I get that everyone wants to be cynical about this, but you really can't deny that both the visualization and sheer scale of data is impressive. The way the "my life in weeks" is done is also very cool, I'll be stealing that for myself.

BirAdam 13 minutes ago

This was far more interesting than I first thought it would be when clicking the link. In particular, the place/time and life events and such being presented this way told a story and was fun.

__mharrison__ 15 minutes ago

This might sound harsh but for someone who is keen on investing time to track so many things, you should invest some time in learning how to make better visualizations. A few tweaks here and there would really improve what you have.

lokimedes 39 minutes ago

Taking “Know thyself” to a whole new level.
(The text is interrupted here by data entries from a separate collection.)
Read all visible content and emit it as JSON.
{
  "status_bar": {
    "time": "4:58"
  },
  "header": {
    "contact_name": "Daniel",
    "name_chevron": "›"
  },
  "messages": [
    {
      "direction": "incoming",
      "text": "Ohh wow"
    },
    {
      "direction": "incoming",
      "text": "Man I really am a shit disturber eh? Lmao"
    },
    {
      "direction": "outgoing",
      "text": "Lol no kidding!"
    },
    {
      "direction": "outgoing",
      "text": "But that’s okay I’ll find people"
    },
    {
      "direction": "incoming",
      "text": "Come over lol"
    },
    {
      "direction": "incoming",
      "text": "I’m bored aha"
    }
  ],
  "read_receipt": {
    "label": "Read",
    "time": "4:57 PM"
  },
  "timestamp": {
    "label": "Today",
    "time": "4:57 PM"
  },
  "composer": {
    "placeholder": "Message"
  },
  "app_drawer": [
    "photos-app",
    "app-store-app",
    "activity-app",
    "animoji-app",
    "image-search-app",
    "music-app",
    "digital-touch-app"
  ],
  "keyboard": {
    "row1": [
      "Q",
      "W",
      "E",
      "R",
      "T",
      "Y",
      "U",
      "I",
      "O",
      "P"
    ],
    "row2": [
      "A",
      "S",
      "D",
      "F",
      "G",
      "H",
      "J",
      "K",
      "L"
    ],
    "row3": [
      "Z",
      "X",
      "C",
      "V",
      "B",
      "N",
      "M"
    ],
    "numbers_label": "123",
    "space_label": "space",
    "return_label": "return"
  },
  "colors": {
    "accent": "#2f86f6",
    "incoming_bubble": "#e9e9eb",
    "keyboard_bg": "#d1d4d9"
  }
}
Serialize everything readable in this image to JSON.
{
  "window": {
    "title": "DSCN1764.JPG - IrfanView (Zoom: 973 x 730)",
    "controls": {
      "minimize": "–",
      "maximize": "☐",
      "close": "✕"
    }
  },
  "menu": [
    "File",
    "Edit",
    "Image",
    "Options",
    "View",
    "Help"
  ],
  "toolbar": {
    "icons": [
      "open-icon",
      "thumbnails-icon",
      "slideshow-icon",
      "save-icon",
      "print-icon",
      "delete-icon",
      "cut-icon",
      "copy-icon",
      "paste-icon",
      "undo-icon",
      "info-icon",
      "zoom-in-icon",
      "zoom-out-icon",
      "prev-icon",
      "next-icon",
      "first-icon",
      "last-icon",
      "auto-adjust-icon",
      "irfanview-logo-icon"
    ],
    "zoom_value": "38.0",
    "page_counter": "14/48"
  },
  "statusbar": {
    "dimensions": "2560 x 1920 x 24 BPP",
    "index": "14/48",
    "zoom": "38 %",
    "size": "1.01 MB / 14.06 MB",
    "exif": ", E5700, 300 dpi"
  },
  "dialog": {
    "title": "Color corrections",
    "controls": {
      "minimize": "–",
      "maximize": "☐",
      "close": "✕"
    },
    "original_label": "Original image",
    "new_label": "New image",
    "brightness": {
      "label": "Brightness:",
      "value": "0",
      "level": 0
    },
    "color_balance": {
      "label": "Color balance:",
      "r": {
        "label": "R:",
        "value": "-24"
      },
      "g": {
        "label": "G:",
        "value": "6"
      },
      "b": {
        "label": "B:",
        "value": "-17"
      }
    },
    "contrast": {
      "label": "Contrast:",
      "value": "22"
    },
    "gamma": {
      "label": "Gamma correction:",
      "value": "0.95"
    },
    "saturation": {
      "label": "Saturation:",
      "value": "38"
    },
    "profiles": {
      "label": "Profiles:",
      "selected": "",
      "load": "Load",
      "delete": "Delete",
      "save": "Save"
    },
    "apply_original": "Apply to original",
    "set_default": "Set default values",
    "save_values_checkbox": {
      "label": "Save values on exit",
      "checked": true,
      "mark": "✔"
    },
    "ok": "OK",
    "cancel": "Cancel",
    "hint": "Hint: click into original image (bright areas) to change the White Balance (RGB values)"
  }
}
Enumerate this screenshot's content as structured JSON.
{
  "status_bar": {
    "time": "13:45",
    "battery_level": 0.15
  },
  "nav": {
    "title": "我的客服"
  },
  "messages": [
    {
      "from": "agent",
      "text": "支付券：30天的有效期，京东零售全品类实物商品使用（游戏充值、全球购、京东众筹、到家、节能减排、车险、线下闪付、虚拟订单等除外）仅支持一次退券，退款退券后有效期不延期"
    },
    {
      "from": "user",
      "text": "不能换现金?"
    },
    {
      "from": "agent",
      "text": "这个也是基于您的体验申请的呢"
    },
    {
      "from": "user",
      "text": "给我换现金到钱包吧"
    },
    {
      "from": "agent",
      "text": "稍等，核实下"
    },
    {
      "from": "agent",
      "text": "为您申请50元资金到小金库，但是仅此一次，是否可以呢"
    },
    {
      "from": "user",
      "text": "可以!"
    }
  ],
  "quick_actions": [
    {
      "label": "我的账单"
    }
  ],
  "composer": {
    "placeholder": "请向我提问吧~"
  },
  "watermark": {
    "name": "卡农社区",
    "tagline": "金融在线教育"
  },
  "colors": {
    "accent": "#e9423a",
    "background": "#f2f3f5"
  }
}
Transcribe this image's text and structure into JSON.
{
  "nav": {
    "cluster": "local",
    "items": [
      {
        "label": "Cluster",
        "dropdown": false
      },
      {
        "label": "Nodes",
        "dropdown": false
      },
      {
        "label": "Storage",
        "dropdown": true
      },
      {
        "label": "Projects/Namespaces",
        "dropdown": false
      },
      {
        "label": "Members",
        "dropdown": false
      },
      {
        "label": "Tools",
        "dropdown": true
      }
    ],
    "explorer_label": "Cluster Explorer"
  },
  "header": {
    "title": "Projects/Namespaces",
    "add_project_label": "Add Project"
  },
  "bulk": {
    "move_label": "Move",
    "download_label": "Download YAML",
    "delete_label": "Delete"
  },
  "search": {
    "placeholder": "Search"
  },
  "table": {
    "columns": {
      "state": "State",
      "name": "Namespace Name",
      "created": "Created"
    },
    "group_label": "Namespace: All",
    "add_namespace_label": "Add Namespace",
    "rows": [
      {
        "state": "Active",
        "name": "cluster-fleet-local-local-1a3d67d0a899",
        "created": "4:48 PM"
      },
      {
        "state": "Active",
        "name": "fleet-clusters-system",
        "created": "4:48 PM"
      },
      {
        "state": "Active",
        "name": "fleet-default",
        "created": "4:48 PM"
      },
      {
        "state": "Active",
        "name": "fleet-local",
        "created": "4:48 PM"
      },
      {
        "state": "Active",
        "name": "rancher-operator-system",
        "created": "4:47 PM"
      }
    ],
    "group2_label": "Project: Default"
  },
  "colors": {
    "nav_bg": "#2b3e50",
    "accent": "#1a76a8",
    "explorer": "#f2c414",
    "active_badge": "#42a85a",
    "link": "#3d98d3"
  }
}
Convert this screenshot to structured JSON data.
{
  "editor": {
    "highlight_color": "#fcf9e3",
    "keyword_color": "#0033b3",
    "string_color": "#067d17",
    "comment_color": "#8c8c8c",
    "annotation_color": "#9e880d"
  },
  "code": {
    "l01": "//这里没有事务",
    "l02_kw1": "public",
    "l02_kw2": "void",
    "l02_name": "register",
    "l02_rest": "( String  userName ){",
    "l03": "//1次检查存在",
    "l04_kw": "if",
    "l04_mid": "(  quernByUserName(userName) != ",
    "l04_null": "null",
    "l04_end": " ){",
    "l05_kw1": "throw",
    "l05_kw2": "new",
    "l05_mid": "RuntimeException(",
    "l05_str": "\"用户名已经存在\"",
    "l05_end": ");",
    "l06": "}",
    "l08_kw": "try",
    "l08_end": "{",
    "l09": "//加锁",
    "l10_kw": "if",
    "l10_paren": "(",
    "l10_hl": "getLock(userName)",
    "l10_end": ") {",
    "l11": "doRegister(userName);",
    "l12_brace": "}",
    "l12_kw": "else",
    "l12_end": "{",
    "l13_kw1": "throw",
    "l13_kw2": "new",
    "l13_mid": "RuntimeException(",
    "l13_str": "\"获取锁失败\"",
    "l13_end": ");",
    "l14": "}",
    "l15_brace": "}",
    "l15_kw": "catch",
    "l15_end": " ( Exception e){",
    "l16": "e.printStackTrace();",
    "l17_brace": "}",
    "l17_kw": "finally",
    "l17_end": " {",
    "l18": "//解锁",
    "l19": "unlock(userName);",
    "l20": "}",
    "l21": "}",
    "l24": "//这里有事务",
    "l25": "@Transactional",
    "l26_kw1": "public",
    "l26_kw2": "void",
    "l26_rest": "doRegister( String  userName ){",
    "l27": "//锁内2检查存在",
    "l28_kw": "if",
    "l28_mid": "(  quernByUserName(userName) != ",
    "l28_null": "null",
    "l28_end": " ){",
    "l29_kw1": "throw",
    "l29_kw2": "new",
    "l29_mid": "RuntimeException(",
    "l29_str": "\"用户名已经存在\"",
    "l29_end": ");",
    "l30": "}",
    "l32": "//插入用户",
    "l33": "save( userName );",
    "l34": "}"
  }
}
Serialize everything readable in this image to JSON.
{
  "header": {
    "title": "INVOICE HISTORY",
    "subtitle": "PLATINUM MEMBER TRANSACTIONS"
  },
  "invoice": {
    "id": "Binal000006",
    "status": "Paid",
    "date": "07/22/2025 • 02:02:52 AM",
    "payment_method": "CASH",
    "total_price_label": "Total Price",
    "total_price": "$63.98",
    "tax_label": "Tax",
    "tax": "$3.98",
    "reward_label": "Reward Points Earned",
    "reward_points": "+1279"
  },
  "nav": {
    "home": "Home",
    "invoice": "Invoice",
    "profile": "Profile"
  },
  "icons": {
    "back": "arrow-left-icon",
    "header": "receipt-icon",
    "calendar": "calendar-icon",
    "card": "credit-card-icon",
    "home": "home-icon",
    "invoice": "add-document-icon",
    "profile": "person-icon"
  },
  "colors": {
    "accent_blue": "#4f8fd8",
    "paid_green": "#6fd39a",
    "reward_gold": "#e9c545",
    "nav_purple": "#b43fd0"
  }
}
I’d love to have these stats on me, if it could be done by inference, rather than conscious effort.

StefanJVA an hour ago[1 more]

I wonder how much time you spend daily on tracking things / data entry

BoredPositron 29 minutes ago

I definitely see the appeal, but I can’t help feeling it’s the same trap we fall into with product data and telemetry. So much of what we collect ends up being noise; my worry is that if we dig through enough of it, we’ll eventually talk ourselves into seeing a pattern that isn't actually there.

I’ve started applying this to my personal life by using Memos (https://usememos.com/ - OSS and selfhosted) for tweet style journaling and only tracking outlier data for sleep, fitness, and health. What over tracking and over planning taught me is that anything normal is effectively just noise. If the data isn't an anomaly, it isn't actionable.

tymscar an hour ago

So it didnt end up working too well seeing that the latest data is from 4 years ago.

TutleCpt 38 minutes ago

Yeah, we've all put our whole lives into a single database. It's called the United States Government.